Des soucis ? Pouvais-je vraiment dire que j’en avais ? Non, pas vraiment. Pourtant, il n’avait pas tort dans le sens où je me sentais confusément perturbé en raison de la perte de confiance que j’éprouvais, à tort ou à raison, envers le Recteur ; sans compter le mystère qui planait sur l’homme assassiné, le manque d’enquête à ce sujet qui ne semblait gêner personne et surtout pas les autorités judiciaires, les remarques de Georges Prodault, et maintenant ce curieux morceau de papier… Parfois, j’avais l’impression de perdre la tête, d’imaginer des problèmes où il n’y en avait pas ; et à d’autres moments, je sentais une conviction profonde en moi que quelque chose n’allait pas.
Et puis, il y avait autre chose qui m’agaçait encore au sujet du Recteur. Je trouvais qu’il s’absentait souvent. Plusieurs fois par semaine, il déjeunait chez certains notables de Piré, en particulier chez le sénéchal, chez le procureur fiscal ou encore chez Martin Lambart, un riche avocat au Parlement de Bretagne. Parfois même, il y soupait et y restait dormir. J’estimais que ce faisant il négligeait son ministère et qui plus est, en se rapprochant des élites locales à ce point, il s’éloignait par la force des choses de la grande majorité des habitants. Je comprenais fort bien qu’il trouvât plaisir à discuter avec des personnes quelque peu cultivées (moi-même j’avais développé une amitié avec Nicolas Prodault), mais il passait en leur compagnie un peu trop de temps à mon goût, sans même s’en cacher : je ne trouvais pas cela très correct par rapport à l’ensemble des Fidèles.
Je jetai un regard en coin au Père Ménard : il attendait patiemment ma réponse. Pouvais-je lui parler de tout ce qui m’agitait ? N’irait-il pas se précipiter auprès du Père Hubert pour lui rapporter mes propos et me créer des ennuis, m’obligeant à m’expliquer, me justifier ? Je décidai de n’évoquer que le dernier point pour limiter mes reproches à l’égard du Recteur.
- Puis-je vous faire confiance ? le provoquai-je
- Mais bien sûr, voyons, se défendit-il un peu offusqué
- C’est que… c’est un peu délicat.
Il s’arrêta de marcher (nous étions arrivés à la porte de la chapelle), puis se retourna vers moi pour me regarder franchement.
- Je vous écoute
Je lui expliquai donc que je craignais que le Père Hubert ne néglige ses attributions à force de passer son temps en société.
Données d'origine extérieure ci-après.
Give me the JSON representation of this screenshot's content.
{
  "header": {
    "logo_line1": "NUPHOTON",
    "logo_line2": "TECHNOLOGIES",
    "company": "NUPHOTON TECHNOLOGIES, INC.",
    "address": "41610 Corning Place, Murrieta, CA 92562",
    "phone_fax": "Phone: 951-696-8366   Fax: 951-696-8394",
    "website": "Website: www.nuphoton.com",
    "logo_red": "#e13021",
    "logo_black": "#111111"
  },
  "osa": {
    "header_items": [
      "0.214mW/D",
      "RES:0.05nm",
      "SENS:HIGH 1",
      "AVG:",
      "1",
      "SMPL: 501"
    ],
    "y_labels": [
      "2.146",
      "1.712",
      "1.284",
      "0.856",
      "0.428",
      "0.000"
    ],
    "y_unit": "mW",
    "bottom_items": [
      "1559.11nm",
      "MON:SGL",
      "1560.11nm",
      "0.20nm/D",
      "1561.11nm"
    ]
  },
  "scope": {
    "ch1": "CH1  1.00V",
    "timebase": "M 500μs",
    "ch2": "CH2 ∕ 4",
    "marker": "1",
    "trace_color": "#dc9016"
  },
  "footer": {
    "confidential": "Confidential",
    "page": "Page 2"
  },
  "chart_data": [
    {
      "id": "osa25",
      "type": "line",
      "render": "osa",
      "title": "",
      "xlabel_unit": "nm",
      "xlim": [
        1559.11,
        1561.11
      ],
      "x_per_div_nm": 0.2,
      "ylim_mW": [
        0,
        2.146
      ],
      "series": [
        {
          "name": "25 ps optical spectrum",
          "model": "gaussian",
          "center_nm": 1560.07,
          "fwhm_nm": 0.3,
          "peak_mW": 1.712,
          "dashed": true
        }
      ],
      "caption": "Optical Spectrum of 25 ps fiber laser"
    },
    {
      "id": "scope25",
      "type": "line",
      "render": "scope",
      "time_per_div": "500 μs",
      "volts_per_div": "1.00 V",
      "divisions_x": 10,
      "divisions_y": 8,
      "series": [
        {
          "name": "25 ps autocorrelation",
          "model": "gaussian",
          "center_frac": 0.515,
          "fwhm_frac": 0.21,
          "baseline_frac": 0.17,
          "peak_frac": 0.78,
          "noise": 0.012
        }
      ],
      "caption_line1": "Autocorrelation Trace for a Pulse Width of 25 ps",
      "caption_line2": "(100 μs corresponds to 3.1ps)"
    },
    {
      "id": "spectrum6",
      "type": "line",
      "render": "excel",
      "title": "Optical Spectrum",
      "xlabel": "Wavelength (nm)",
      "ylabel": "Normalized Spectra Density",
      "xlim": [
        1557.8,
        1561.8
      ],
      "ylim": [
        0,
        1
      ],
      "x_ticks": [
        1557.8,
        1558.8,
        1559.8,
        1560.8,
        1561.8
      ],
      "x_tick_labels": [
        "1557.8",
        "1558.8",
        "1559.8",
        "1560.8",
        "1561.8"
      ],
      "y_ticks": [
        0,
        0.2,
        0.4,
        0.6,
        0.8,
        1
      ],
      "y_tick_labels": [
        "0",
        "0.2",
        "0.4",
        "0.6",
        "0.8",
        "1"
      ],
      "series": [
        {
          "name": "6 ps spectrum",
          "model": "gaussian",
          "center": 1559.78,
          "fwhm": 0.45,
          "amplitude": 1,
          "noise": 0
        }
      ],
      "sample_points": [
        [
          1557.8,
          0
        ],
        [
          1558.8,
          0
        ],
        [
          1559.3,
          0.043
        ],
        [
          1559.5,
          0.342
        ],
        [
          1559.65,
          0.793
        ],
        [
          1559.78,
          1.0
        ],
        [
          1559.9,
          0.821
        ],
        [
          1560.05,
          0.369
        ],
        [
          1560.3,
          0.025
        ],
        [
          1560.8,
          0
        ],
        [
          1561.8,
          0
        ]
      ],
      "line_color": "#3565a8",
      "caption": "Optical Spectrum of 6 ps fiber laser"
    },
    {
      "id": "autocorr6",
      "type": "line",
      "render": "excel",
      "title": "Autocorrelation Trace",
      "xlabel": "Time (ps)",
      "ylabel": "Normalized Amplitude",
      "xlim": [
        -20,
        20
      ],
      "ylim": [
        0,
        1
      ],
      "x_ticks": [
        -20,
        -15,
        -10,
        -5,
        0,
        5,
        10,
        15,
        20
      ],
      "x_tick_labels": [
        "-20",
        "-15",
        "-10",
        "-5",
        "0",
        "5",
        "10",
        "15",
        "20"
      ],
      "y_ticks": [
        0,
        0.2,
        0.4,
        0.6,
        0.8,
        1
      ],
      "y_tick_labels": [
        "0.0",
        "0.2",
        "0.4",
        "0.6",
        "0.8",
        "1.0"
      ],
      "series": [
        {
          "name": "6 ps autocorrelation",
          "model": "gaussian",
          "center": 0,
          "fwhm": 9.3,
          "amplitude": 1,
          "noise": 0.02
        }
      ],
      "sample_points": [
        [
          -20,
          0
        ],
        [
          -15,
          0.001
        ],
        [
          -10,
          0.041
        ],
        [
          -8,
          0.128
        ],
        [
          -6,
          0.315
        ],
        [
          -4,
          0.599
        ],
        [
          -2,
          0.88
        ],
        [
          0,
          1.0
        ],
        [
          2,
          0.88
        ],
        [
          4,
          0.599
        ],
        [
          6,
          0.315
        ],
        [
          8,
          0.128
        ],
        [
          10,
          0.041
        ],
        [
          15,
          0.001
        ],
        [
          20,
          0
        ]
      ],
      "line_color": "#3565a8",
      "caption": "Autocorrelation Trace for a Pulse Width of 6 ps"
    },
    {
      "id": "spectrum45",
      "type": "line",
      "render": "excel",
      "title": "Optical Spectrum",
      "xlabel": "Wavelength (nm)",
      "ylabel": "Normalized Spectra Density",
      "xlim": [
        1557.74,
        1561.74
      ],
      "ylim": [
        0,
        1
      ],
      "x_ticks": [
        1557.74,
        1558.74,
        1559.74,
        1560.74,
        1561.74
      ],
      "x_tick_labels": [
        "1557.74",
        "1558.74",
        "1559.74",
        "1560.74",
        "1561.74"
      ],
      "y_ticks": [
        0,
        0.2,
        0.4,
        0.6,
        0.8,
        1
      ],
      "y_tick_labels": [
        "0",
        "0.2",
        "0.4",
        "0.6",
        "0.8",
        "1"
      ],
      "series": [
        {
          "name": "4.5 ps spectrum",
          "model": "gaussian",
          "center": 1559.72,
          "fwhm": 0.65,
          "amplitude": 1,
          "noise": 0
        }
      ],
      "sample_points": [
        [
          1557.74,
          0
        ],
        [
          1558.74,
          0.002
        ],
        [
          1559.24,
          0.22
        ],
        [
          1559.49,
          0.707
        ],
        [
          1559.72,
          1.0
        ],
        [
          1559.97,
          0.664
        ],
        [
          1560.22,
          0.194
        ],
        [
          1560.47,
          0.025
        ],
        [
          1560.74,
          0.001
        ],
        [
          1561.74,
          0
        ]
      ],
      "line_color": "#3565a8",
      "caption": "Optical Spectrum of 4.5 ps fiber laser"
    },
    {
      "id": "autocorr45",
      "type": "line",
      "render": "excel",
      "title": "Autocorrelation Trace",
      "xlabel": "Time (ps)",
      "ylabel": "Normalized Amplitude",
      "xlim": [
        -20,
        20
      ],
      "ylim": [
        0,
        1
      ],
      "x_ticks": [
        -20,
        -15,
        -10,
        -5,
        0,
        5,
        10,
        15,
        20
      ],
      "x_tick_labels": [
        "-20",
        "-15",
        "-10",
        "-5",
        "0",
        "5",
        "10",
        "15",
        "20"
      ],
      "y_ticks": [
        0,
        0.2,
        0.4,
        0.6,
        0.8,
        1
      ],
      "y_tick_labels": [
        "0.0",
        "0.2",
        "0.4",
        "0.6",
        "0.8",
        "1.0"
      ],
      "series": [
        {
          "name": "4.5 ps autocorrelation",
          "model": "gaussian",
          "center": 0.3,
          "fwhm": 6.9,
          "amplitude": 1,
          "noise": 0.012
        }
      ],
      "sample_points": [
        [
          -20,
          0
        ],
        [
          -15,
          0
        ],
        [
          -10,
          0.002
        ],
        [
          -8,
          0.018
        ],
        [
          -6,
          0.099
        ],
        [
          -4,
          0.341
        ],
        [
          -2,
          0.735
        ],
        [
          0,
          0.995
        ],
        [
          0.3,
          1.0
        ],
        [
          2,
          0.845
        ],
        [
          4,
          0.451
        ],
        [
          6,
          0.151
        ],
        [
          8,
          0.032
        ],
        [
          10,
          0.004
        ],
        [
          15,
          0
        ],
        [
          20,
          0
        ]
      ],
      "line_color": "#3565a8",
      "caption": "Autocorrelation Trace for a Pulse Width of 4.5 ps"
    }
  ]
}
Il parut un peu surpris et prit quelques secondes de réflexion avant de me répondre :
- Il est vrai que le Père Hubert passe beaucoup de temps chez certaines personnes, marquant une nette préférence pour leur compagnie plutôt que celle de tout un chacun, voire même de la nôtre. C’est une attitude un peu surprenante et j’avoue que je n’ai jamais vu aucun recteur agir ainsi, et pourtant j’en ai côtoyé plusieurs depuis que je suis prêtre. Que peuvent-ils avoir à se dire aussi souvent et aussi longtemps, c’est-là une situation bien intrigante et qui mériterait qu’on en cherche la réponse, je vous l’accorde… Cependant, je n’ai pas remarqué qu’il négligeait pour autant son office. Avez-vous quelques faits à me donner en exemple ?
Quand j’entendis le début de son discours, je pris espoir qu’il m’approuve sur toute la ligne mais ces dernières paroles douchèrent mon enthousiasme et, aussitôt, je me refermai. Je secouai négativement la tête à sa question.
- Dans ce cas, cela ne doit pas trop vous préoccuper, me fit-il.
Puis, il me tapota affectueusement le bras et continua :
- Je vous sens déçu de ma réponse. Pourtant, vous ne devriez pas : souvenez-vous que dans ce que disent les gens, il faut toujours bien écouter toutes les paroles et bien comprendre le sens de chaque mot.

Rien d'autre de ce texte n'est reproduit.